In the early 1930s, he became active in the California Watercolor Society, an organization founded in 1920. It was largely through his efforts that the young watercolorists of the California School were able to dominate the Society and establish it as an internationally recognized organization. In 1932, he married Dorothea Cooke, who had been his fellow student at Chouinard. In 1936, Gramatky moved to New York City. There, the Ferargil Gallery began exhibiting his watercolors and, in 1937, those of other members of the California School as well. Gramatky was also among those whose work was exhibited in a major show of California artists mounted at the Art Institute of Chicago that year. Ultimately, his work would be exhibited at numerous museums, including the Whitney Museum of American Art and New York City's Metropolitan Museum of Art. Examples of his work are part of the permanent collections of the Brooklyn Museum of Art, Chicago Art Institute, and Frye Art Museum in Seattle, Washington, among others.

==Author and illustrator==

By the 1940s, he was producing commercial art to be used for magazine illustrations and began writing and illustrating a series of children's books, including Hercules, Loopy, Creepers Jeep and Sparky. Gramatky's most successful book was his first, Little Toot, published in 1939. It became a perennial best seller, spawning several sequels, and was animated by Disney as part of the feature anthology Melody Time. During World War II, he worked in Hollywood producing training films for the United States Army Air Forces.

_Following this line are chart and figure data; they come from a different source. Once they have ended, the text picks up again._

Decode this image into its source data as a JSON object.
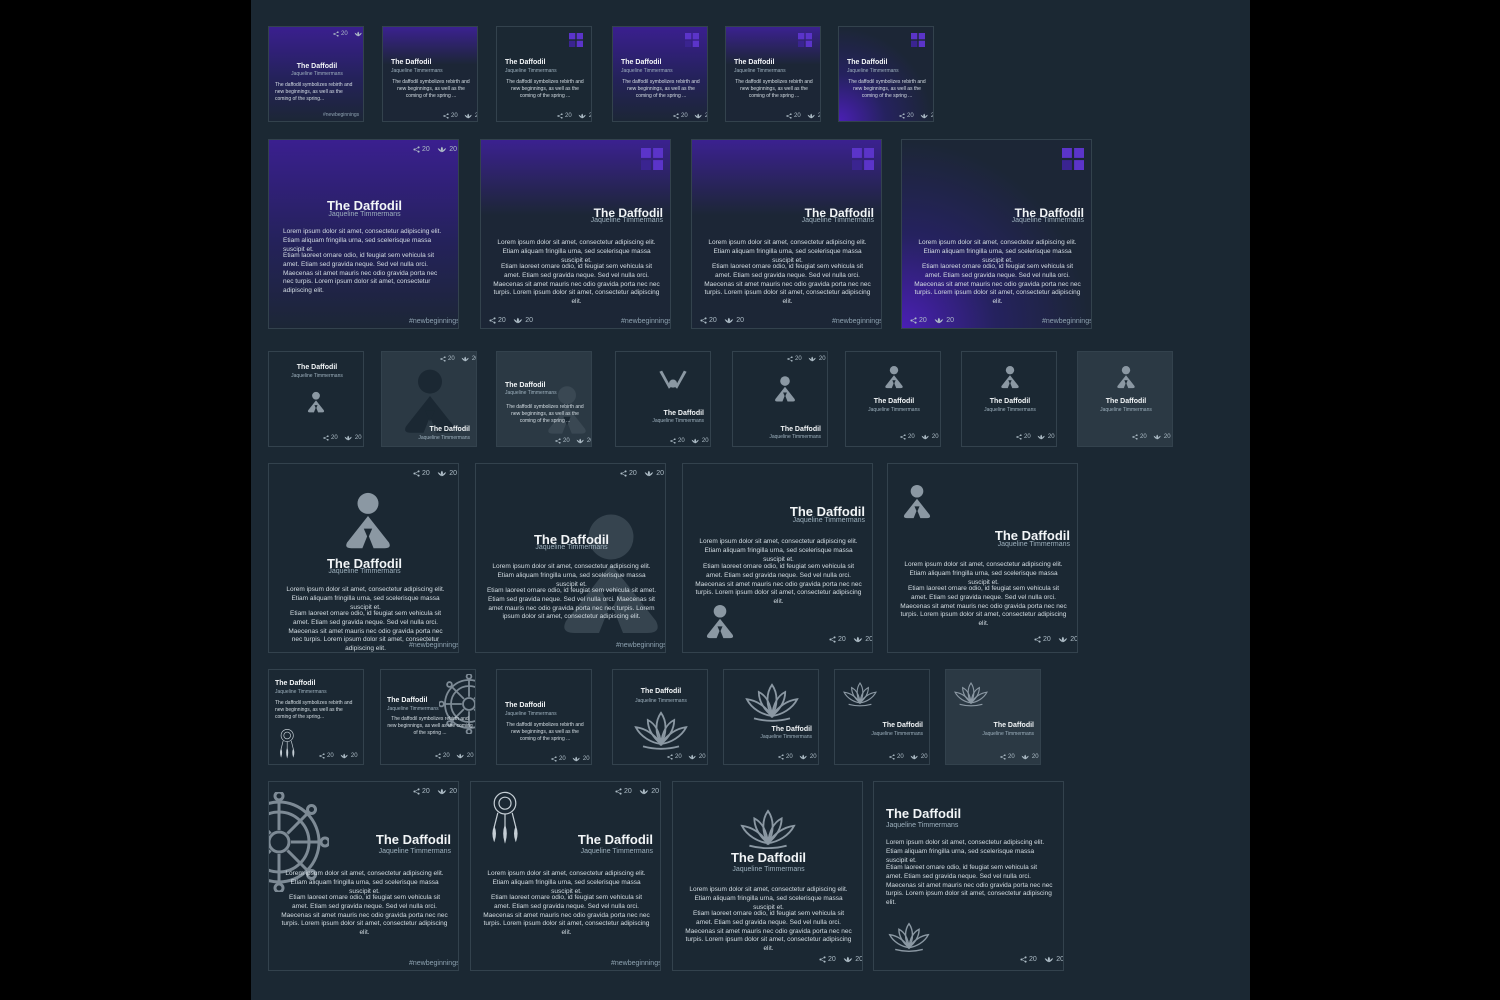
{
  "card": {
    "title": "The Daffodil",
    "author": "Jaqueline Timmermans",
    "short_text": "The daffodil symbolizes rebirth and new beginnings, as well as the coming of the spring ...",
    "short_text_b": "The daffodil symbolizes rebirth and new beginnings, as well as the coming of the spring...",
    "para1": "Lorem ipsum dolor sit amet, consectetur adipiscing elit. Etiam aliquam fringilla urna, sed scelerisque massa suscipit et.",
    "para2": "Etiam laoreet ornare odio, id feugiat sem vehicula sit amet. Etiam sed gravida neque. Sed vel nulla orci. Maecenas sit amet mauris nec odio gravida porta nec nec turpis. Lorem ipsum dolor sit amet, consectetur adipiscing elit.",
    "hashtag": "#newbeginnings",
    "shares": "20",
    "likes": "20"
  },
  "colors": {
    "background": "#1b2833",
    "purple": "#3a1f8f",
    "accent": "#5b34c9",
    "icon_gray": "#8b98a3"
  },
  "icons": [
    "share-icon",
    "lotus-like-icon",
    "square-logo-icon",
    "meditation-figure",
    "lotus-flower",
    "dharma-wheel",
    "dreamcatcher"
  ]
}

After the war, Gramatky returned to the East Coast, settling in Westport, Connecticut, where he would live for the rest of the life. He continued working as a commercial illustrator producing art for Fortune, Collier's, Woman's Day, True, American and Reader's Digest. He also wrote and illustrated several sequels to the original Little Toot story. Gramatky died of cancer on April 29, 1979. His last book, Little Toot and the Loch Ness Monster, was unfinished at the time of his death. Following the 50th anniversary of Little Toot it was completed by his wife and daughter, Dorothea Cooke Gramatky and Linda Gramatky Smith, and published in 1989.

==Professional organizations==

Hardie Gramatky was an elected Academician (24 aquarellists) member of the National Academy of Design, New York Watercolor Club, American Watercolor Society, and the California Watercolor Society.